Seit drei Jahren bewachen Schutzhunde auch seine Herde. Seither sorgt er sich auch über Beschwerden über Lärmbelästigung: Wenn er seine Herde verlegt, versucht er dies den Anwohnern rechtzeitig mitzuteilen. „Ich glaube, die Politik stellt sich vor, dass man den Hunden sagen kann: Halt jetzt den Mund und dann hält der Hund auch den Mund. Aber so funktioniert das nicht. Wir sind nachts auf die Hunde angewiesen, dann müssen die Hunde allein entscheiden, ob sie gerade einen Freund oder Feind anbellen“, sagt Darscheid. „Es ist schließlich ihre Aufgabe, den Wolf durch Bellen zu vertreiben.“

Tag der offenen Weide, organisiert von Schäfer Simon Darscheid aus Hennef-Söven

Schafzüchter Simon Darscheid aus Hennef-Söven

Die Beschwerden aus der Nachbarschaft der Landwirtin könne er verstehen, sagt Darscheid. „Ich könnte das auch bei meiner Nachbarschaft verstehen.“ In Nordrhein-Westfalen gäbe es schließlich weniger freie Fläche als in Brandenburg, die Schafherden grenzen deshalb häufiger an Ortschaften. Die Anordnung, dass die Hunde der Landwirtin nun nachts ins Haus gebracht werden müssen, sieht er trotzdem kritisch. Hunde und Herde seien schließlich ein Team, sie verbringen 24 Stunden am Tag zusammen und ertragen eine Trennung schwer. Zudem sei es „eine einzige Katastrophe“ für einen Hund, der eigentlich den Winter draußen bei den Schafen verbringt, mit seinem Winterfell ins beheizte Wohnhaus gesperrt zu sein.

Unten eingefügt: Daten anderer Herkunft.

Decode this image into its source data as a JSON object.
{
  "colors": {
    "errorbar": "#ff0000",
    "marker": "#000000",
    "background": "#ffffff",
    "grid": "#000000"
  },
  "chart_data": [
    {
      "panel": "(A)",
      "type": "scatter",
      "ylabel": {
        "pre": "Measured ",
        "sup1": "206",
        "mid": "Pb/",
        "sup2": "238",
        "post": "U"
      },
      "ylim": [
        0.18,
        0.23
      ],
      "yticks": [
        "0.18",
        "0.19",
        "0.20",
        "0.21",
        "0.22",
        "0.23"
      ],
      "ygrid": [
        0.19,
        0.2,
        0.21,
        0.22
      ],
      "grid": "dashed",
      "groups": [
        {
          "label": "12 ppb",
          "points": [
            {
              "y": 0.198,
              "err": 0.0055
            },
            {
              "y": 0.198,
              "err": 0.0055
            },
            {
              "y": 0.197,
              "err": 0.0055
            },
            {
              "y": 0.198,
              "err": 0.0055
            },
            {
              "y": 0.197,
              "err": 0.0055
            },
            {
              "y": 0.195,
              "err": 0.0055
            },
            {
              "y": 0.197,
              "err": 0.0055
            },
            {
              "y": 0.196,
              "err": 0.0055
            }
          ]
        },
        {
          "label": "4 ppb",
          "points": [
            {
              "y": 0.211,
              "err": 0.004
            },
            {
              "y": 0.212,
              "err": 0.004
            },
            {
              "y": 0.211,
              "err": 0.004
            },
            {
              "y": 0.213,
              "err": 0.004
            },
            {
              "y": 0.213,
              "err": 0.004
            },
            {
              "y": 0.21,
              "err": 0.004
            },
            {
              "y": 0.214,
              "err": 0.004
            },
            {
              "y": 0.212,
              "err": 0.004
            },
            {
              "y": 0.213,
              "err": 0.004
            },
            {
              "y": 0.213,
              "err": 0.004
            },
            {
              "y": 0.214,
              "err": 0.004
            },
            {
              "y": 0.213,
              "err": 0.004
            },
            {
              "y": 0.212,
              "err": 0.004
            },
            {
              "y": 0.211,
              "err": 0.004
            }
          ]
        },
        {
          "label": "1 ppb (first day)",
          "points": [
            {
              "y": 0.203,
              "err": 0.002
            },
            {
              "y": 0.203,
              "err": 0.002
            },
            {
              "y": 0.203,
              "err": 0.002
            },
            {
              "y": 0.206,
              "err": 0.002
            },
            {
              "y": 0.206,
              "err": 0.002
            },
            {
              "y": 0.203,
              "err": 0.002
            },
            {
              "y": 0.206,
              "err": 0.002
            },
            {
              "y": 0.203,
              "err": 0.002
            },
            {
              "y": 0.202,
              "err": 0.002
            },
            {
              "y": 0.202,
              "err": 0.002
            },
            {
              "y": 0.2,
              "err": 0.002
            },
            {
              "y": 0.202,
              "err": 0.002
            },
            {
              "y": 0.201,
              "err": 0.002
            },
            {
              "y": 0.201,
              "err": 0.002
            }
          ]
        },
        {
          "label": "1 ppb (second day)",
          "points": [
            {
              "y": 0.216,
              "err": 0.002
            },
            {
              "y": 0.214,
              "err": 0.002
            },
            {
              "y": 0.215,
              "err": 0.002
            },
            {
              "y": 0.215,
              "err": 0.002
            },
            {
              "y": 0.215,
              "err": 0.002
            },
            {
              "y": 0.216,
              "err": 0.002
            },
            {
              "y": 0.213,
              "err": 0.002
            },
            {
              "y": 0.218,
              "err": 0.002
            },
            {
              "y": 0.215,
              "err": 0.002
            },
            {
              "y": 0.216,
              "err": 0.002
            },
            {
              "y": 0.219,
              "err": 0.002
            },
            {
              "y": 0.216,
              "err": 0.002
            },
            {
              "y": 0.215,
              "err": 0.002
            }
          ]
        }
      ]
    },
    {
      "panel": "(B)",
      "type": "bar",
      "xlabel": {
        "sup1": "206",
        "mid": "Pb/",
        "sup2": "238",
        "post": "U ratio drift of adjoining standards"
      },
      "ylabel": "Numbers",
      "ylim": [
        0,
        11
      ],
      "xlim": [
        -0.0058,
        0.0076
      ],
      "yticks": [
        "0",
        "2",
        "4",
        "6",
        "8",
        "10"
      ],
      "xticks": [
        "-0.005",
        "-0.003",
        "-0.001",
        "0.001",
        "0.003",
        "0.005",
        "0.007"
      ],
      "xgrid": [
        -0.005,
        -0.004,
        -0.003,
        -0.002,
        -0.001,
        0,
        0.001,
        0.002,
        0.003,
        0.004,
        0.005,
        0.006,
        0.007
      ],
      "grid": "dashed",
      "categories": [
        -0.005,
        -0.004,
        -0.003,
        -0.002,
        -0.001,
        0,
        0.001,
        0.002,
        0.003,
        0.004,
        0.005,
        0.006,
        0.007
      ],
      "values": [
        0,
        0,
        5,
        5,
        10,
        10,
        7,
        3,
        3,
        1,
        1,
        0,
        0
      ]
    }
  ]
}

Eine Katastrophe für den Hund und eine Katastrophe für die Halter, findet Darscheid. Vom Land sieht er sich allein gelassen. „Wir kriegen gesagt: Holt euch die Zäune, holt euch die Hunde, um die Herde vor Wölfen zu schützen“, sagt Darscheid. „Wir machen das alles und der Wolf geht trotzdem bei uns plündern. Und jetzt das.“ Er wünscht sich mehr Gesprächsangebote seitens des Landes, mehr Rechtssicherheit für die Schäfer. „Der Beschluss betrifft Hunde, die nicht vom Land gefördert wurden. Aber was ist, wenn das mal bei einem von uns passiert, die aus Landesmitteln geförderte Hunde haben? Soll ich die abends dem Land zurückgeben?“, so Darscheid. „Wir können die Herdenschutzhunde nicht einfach aus dem Regal nehmen und nach Belieben wieder zurückstellen.“ (mit det)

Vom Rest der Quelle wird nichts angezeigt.